全身麻酔管理、口腔内レントゲン、プロービング、マイクロスコープ使用料、歯肉縁上のSRP、歯肉縁下のSRP、ポリッシング、術後ICU管理、抜歯、歯肉プラップ形成、マイクロスコープによる徹底したプラークのデブライドメント、犬歯部フラップ

施術した後のケアについて

歯磨き教室

定期的に院内セミナーを行っています。

狭い病院ですので、少人数制でしっかりとアドバイスさせて頂きます。

歯磨きアドバイス

動物も、本来は人間と同じように歯磨きをするのが望ましいのですが、嫌がってなかなか歯を磨かせてくれないということもあるようです。少しずつ慣れさせていき、スキンシップの一環として歯を磨かせてもらえるようにしていきましょう。

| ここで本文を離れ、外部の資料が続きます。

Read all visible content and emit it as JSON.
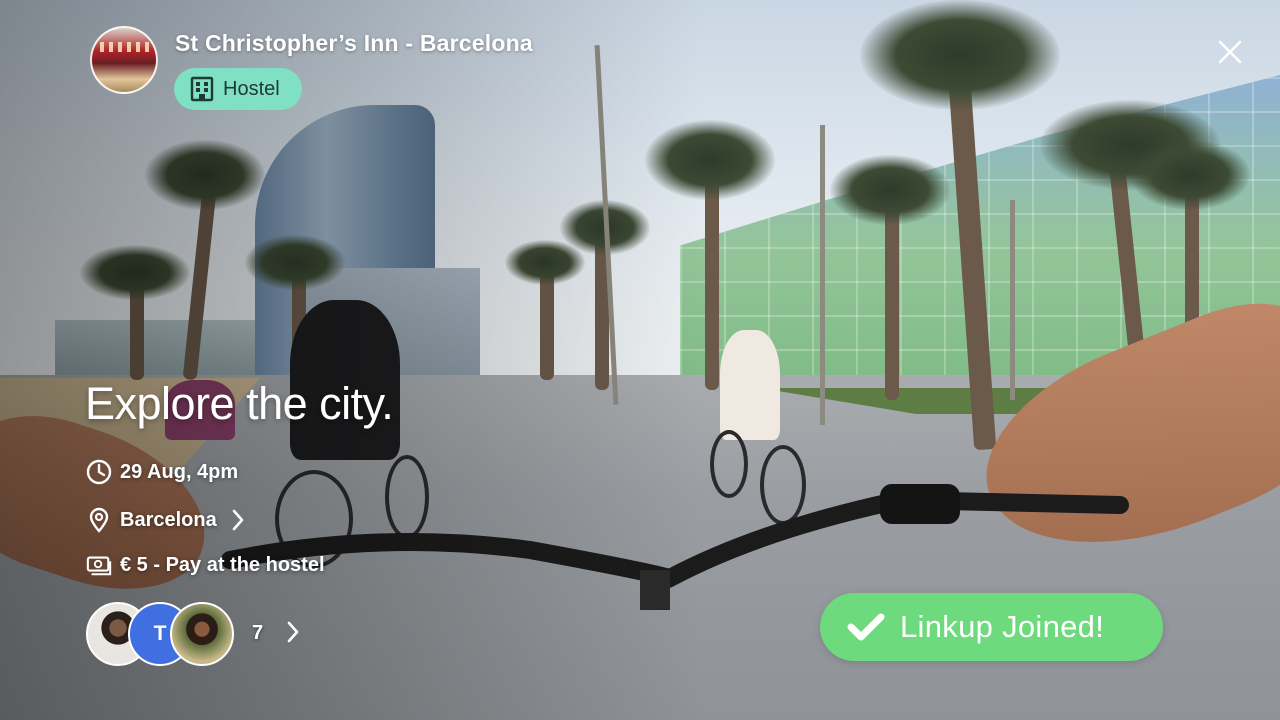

口を触ることに慣れさせる 少し口元を触って、嫌がらなければご褒美をあげましょう。これを繰り返していくと、少しずつ口元を触れられることに慣れていきます。そして、慣れてきたら唇をめくるなど少しずつ触らせてくれる範囲を広げていくのがおすすめです。
ガーゼで歯のお手入れをする 急に道具をお口の中に入れると嫌がることがありますので、まずはガーゼを指に巻いて歯を磨いてみましょう。上手く褒めながら行うことが重要で、無理やり押さえ付けたりしないようにしてください。
歯ブラシで歯を磨く 歯のケアに慣れてきましたら、いよいよ歯ブラシと歯磨きペーストを使って、歯を磨いていきます。いきなりゴシゴシ擦るのではなく、まずは少しだけ歯ブラシを歯に当てて、褒めながら少しずつ磨いていくと良いでしょう。

歯磨きのポイント

  • お口や歯を触られるのは苦痛だと思わせないようにしましょう。
  • 歯を磨く時は力を入れ過ぎないようにしましょう。
  • 歯ブラシは、毛が柔らかく、ヘッドが小さいものを選びましょう。
  • 歯磨きペーストはワンちゃん専用のものを使いましょう。
  • 歯周病で歯茎が炎症している場合はまず治療を受けましょう。

歯の健康のための注意点

ペットショップなので「ワンちゃんの歯の健康のために」と、豚などの蹄や硬い骨状のガムを目にすることがあります。
ワンちゃんやネコちゃんの歯の配列は、人間のように上下で噛み合うような配列ではありません。物をよく噛む奥歯はハサミのような構造になっており、硬い蹄やガムを食べると、ハサミが刃こぼれを起こすように、簡単に歯が割れてしまいます(破折)。
歯の健康のためにも、このような硬いものは極力避けましょう。


またテニスボールなどの周りが毛羽立った素材のボールは、砂が付きやすく紙やすりのような状態になります。そのようなボールで遊んでいると、歯が削れてしまい(咬耗)、修復よりも早く削れるため神経や血管が露出してしまいます(露髄)。露髄してしまうと、歯の根が腐る可能性があり(根尖部膿瘍)、歯を抜かなくてはならなくなります。
お外でボール遊びをする場合は、できるだけ毛羽立っていないボールを選びましょう。